Andrew Molitor (in a post on alt.fan.pern)

The correct approach to fixing MUSH is to pitch it. Face it, MUSH is a horrid lump of unsalvageable sh*t. You can file the evil grot off the huge warts, and get nice shiny warts, but that's it.

MUSH has a long tradition that: Player X wants a GefreebleNotzMitBlinkenLights.

Whoever is currently working on the server MUST without one instant of hesitation head over to the salvage yard to pick up a broken GefreebleNotzMitBlinkenLights, a collection of big rusty nails, and a large hammer.

Said whoever must then bash the GefreebleNotzMitBlinkenLights into the server in as crude and buggy a way as possible.

Player X then writes 2 lines of MUSH code using, not the GefreebleNotzMitBlinkenLights, but the semantics of the particular way THIS GefreebleNotzMitBlinkenLights is broken.

Now it's a Standard (tm), and can never be backed out, and must be supported until WE ALL DIE. It's a hell of a way to write software.

Andrew Molitor (to the TinyMUSH 2.0 server hackers' mailing list)


Copyright Notice

Insert company name here Confidential.
Copyright 1992 Big Corporation. All Rights Reserved.

The piece of code you are now perusing was written in the service of a huge and powerful corporation. We know who you are. We know that you're reading this. We know what you're thinking. And we'll know if you even consider trying to copy even the slightest idea or concept from this code. We are everywhere, and if you do copy us, we'll be forced to buy you, your company, and probably even your home state, and crush you like the nothing that you are.
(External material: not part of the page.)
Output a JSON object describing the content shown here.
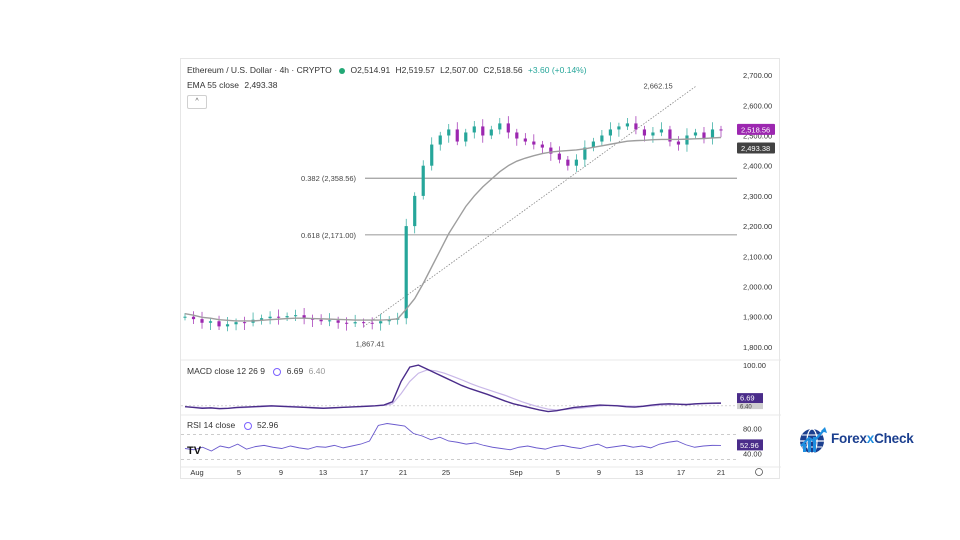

And that's just if we're in a good mood that day. You don't want that do you? Good. Now run along...

(From an internal humor newsgroup at Microsoft)


* Other Information

"I was saying," continued the Rocket, "I was saying - what was I saying?"

"You were talking about yourself," replied the Roman Candle.

"Of course; I knew I was discussing some interesting subject when I was so rudely interrupted..."

The Remarkable Rocket (Oscar Wilde)

My interests include, as might be obvious from the above, computers, fantasy and science fiction, roleplaying, creative and serious writing, and the theatre, particularly musical theatre. My lighter moments include tinkering with Lego and a fascination with animation (and parodies, like the Disney Heroine's Roundtable). I also play various computer games, particularly the action-puzzle games of the Tetris variety, and a long-time addiction, Sim City 2000. I read USENET sporadically, and my email regularly, though the volume of the latter frequently causes messages not marked as urgent to be put off for days or even a week or two.

This home page has been brought to you by lwl@graphics.cis.upenn.edu, the letter P, and the number 4201.


The Real World

Real World, The n.:
  1. In programming, those institutions at which programming may be used in the same sentence as FORTRAN, COBOL, RPG, IBM, etc.
  2. To programmers, the location of non-programmers and activities not related to programming.
  3. A universe in which the standard dress is shirt and tie and in which a person's working hours are defined as 9 to 5.
  4. The location of the status quo.
  5. Anywhere outside a university. "Poor fellow, he's left MIT and gone into the real world." Used pejoratively by those not in residence there. In conversation, talking of someone who has entered the real world is not unlike talking about a deceased person.